Mengapa pertanyaan demikian begitu penting, terutama bagaimana cara KPU mencegah terjadinya transaksi politik uang sebelum pemilihan berlangsung? Berdasarkan pengalaman penulis melakukan pemantauan persidangan tindak pidana korupsi yang dilakukan mantan kepala daerah di Lampung, politik uang itu adalah pangkal terjadinya korupsi. Praktik politik uang bukanlah unsur dari tindak pidana korupsi, tetapi politik uang merupakan salah satu sumber terjadinya praktik korupsi di lingkungan pemerintahan daerah, terutama menyangkut suap- meyuap dalam proses pengadaan barang dan jasa pemerintah.

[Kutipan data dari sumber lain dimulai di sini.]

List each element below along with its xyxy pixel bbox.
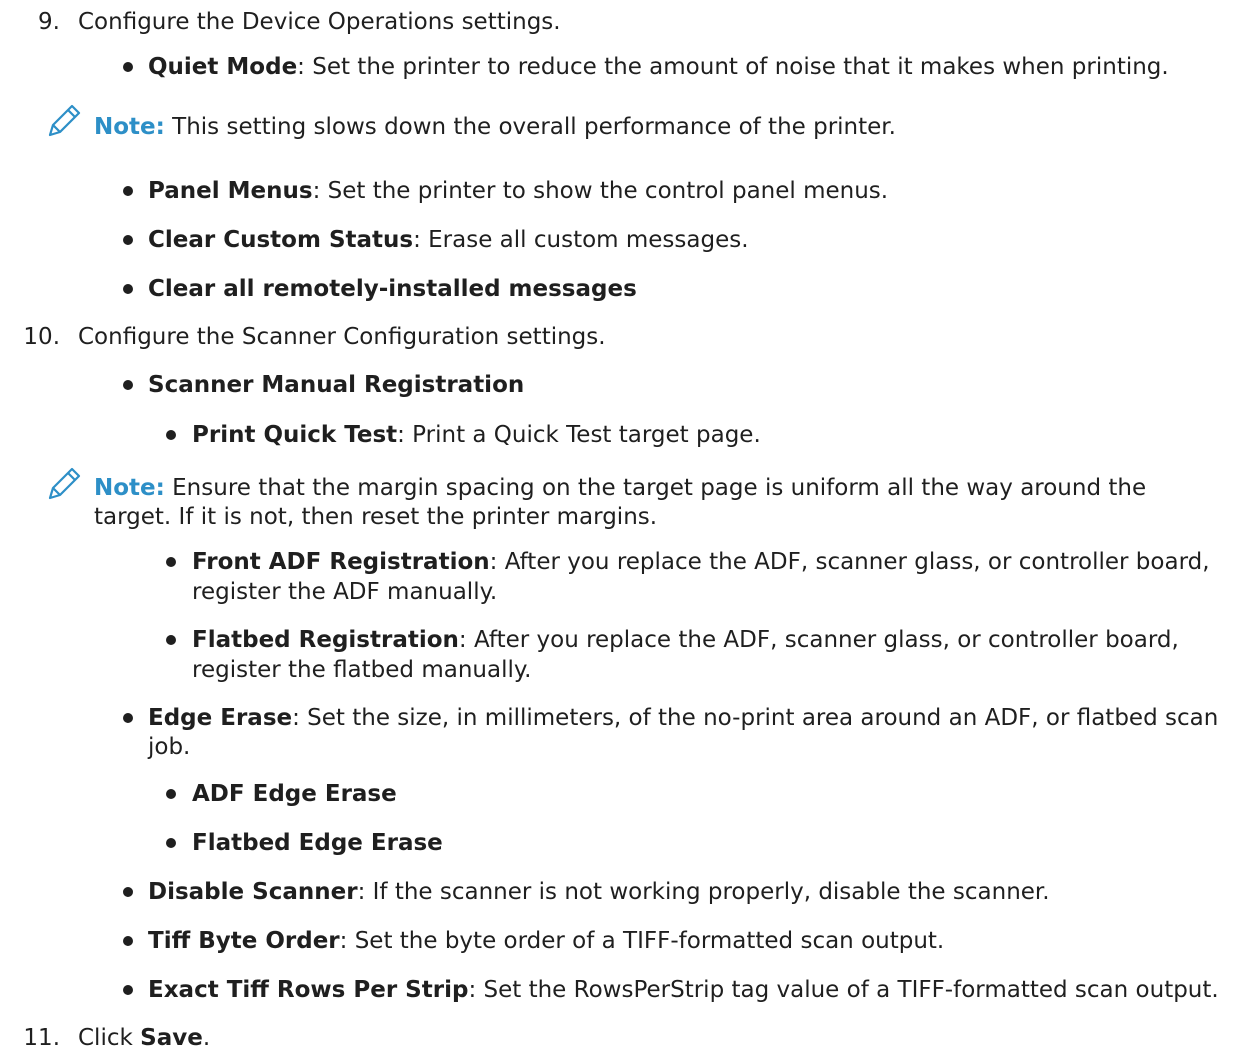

Lalu apa langkah hukum yang dilakukan KPU jika praktik politik uang terjadi sebelum pemilihan dilaksanakan? Apakah jika ada pasangan calon yang terbukti melakukan politik uang dibatalkan menjadi pemenang, atau perkara tersebut hanya di lempar saja ke Mahkamah Konstitusi (MK) sehingga berujung pada Putusan Tidak Dapat Diterima? MK tidak berwenang memutus perkara politik uang. Jika dibawa ke sidang Bawaslu, apa akibat hukum dari adanya putusan Bawaslu teresebut? Sedangkan putusannya saja tidak mengikat  sama sekali.

Kami sebagai masyarakat berharap perbuatan serupa Esti Nur Fathonah tidak terjadi lagi di tubuh KPU Lampung dan pertanyaan-pertanyaan demikian hendaknya dirisaukan oleh KPU sebagai penyelenggara pemilu yang Mandiri, Profesional dan Berintergritas guna mewujudkan pemilu yang Luber dan Jurdil.

 

Profil Penulis:

Muhammad Habibi merupakan Pegiat Anti Korupsi. Beliau pernah menjabat sebagai Ketua Umum UKM-F PSBH periode tahun 2018 dan juga demisioner President dari HKPSI (Himpunan Komunitas Peradilan Semu Indonesia). Saat ini ia sedang menjabat sebagai Ketua Harian Puskamsikham (Pusat Kajian Masyarakat Anti Korupsi dan Hak Asasi Manusia).